Making these lifestyle changes can lower your risk of heart disease and improve your overall health and well-being.

The American Heart Association’s Health Behaviors 8 is a set of metrics to help assess heart health and reduce the risk of heart disease. It is designed to help people improve and maintain their heart health.
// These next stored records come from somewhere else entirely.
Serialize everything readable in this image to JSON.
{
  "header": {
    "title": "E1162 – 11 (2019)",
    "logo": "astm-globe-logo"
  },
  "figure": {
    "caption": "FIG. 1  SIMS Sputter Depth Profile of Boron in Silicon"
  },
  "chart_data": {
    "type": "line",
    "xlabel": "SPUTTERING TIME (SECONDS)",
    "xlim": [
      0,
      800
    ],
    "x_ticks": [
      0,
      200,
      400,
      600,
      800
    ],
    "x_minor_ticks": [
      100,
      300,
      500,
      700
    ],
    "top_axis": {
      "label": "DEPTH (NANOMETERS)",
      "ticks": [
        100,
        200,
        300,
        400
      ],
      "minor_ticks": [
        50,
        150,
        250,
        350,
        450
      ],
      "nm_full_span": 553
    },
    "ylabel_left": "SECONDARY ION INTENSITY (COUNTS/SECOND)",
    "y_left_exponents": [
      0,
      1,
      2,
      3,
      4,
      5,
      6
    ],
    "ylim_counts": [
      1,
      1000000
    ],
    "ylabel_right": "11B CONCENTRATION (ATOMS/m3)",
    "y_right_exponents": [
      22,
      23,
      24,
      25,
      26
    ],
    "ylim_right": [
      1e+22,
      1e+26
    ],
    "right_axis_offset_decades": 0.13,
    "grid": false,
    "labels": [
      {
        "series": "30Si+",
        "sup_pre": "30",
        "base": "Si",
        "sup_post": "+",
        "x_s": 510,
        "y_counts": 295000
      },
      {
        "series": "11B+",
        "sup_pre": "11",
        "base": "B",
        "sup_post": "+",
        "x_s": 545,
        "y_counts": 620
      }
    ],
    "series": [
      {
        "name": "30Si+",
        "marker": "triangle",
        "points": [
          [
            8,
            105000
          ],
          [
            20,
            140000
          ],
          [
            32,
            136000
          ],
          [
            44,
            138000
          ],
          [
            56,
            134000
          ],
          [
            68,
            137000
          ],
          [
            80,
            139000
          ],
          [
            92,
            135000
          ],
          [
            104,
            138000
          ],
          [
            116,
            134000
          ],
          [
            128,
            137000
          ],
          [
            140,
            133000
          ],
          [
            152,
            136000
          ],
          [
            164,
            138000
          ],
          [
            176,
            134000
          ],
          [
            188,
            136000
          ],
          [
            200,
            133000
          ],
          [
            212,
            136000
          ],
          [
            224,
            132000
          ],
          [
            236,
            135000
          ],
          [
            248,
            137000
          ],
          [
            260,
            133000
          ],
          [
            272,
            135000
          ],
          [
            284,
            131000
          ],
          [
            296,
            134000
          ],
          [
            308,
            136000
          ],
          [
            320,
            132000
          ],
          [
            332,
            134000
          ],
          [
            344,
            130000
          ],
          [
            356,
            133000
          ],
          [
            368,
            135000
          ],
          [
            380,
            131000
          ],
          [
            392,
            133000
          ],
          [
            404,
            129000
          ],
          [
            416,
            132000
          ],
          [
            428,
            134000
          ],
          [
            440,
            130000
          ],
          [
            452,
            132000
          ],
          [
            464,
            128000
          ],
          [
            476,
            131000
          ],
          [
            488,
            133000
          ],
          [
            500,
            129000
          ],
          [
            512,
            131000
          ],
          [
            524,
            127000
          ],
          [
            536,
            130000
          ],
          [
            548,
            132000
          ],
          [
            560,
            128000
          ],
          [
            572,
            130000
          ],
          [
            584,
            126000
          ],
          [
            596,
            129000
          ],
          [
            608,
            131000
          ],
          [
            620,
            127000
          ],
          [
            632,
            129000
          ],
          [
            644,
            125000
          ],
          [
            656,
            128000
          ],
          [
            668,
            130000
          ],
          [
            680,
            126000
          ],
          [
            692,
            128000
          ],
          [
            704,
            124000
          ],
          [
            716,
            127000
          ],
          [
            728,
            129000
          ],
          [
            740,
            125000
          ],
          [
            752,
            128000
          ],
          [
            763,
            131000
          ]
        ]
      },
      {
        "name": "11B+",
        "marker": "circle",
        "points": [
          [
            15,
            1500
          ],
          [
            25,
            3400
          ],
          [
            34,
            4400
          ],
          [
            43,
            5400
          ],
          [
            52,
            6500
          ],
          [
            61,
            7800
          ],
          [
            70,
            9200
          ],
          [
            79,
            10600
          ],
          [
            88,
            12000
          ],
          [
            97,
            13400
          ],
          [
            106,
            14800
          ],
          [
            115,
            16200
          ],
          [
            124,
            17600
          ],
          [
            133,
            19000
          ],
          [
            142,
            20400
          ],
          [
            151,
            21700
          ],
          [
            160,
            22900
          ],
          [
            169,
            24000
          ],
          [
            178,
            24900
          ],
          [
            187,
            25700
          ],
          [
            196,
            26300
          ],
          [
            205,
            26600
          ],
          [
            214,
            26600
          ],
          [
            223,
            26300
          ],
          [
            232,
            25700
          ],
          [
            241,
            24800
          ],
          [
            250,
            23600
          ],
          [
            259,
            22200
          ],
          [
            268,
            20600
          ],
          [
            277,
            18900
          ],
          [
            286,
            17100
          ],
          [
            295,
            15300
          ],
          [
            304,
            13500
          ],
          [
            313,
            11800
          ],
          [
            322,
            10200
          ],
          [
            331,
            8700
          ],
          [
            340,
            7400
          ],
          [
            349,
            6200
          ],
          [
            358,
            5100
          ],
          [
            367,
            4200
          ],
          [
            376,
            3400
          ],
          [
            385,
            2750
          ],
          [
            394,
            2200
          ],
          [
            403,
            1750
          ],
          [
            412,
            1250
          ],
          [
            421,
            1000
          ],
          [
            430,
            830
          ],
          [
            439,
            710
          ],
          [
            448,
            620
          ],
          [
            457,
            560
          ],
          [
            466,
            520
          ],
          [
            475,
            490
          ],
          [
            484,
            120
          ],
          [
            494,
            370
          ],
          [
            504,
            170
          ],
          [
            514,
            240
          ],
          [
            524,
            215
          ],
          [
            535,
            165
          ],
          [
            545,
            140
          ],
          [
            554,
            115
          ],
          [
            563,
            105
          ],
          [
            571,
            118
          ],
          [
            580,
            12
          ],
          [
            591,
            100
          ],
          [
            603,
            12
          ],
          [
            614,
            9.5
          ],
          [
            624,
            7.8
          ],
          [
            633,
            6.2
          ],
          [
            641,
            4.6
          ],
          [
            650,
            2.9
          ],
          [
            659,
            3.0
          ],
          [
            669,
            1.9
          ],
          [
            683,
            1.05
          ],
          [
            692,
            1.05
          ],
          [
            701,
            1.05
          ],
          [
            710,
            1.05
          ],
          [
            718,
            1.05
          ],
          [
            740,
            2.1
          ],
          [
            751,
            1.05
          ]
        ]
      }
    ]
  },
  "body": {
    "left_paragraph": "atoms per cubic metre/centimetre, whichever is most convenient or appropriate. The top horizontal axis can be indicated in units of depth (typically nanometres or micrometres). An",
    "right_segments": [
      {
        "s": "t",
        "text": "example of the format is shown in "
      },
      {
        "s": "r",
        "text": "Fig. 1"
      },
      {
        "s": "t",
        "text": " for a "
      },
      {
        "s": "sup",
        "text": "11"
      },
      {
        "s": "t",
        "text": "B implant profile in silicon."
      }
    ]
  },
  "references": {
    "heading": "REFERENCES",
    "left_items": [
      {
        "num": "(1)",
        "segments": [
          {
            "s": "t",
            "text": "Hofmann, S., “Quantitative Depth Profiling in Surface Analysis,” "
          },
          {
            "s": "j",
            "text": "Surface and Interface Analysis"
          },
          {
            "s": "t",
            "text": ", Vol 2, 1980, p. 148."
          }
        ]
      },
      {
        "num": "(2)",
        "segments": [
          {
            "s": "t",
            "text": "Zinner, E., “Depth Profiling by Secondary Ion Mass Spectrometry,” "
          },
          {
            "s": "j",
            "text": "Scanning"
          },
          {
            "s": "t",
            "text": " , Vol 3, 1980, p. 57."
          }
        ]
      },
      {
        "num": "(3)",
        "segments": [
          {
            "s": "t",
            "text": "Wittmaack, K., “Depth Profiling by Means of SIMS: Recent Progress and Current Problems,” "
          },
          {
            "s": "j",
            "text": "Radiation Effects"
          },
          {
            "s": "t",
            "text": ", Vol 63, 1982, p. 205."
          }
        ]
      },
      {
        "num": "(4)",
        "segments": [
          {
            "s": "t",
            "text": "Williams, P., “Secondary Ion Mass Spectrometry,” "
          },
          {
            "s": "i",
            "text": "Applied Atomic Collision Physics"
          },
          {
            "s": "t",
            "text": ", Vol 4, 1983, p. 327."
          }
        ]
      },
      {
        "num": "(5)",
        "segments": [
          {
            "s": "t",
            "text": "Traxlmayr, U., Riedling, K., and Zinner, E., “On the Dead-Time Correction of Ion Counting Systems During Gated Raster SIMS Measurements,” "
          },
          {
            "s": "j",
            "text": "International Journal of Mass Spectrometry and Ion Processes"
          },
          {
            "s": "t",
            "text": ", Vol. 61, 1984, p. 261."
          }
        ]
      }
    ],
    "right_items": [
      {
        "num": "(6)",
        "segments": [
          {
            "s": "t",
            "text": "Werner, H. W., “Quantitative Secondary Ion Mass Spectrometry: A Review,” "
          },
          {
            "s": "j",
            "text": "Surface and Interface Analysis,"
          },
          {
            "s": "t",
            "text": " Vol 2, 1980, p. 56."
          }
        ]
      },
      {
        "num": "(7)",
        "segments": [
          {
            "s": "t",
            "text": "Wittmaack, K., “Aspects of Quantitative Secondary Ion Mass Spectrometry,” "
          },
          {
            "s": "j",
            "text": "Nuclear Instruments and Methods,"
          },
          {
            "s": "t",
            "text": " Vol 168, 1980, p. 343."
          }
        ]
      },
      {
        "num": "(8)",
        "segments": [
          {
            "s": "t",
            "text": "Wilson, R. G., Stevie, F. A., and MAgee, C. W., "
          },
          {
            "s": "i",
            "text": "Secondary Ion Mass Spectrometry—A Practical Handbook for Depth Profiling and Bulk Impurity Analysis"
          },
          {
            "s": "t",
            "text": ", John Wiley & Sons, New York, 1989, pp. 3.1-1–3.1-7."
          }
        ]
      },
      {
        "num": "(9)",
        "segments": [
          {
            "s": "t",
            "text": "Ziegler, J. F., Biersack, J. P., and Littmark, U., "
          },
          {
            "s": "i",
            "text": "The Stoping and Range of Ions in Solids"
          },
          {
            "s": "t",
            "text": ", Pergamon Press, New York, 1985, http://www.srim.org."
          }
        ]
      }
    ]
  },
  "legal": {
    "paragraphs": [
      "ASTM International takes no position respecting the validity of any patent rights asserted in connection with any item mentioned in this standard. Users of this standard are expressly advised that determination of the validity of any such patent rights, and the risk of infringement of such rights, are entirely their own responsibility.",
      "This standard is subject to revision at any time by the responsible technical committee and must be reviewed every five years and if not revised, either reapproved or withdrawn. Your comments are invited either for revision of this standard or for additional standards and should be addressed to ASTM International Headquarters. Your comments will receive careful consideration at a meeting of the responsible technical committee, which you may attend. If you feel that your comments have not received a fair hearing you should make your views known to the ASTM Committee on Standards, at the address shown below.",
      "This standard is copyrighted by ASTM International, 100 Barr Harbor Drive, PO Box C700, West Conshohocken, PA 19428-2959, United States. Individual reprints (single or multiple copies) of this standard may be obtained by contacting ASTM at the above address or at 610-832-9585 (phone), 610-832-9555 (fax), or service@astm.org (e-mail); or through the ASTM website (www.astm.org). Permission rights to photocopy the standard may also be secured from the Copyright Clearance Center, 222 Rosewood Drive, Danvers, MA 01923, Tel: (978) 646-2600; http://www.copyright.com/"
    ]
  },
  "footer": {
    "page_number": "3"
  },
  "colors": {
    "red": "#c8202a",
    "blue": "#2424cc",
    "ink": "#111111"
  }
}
It includes the following eight lifestyle changes:

  • Manage Blood Pressure
  • Control Cholesterol
  • Lower Blood Sugar
  • Be More Active
  • Eat Better
  • Lose Weight
  • Quit Smoking
  • Get Better Sleep

These metrics are designed to be simple and achievable, with the goal of helping individuals take control of their heart health. By following the AHA’s 8 Health Behaviors, you can reduce your risk of heart disease and improve your overall health and well-being. The AHA provides resources and support to help you make these lifestyle changes and achieve their goals.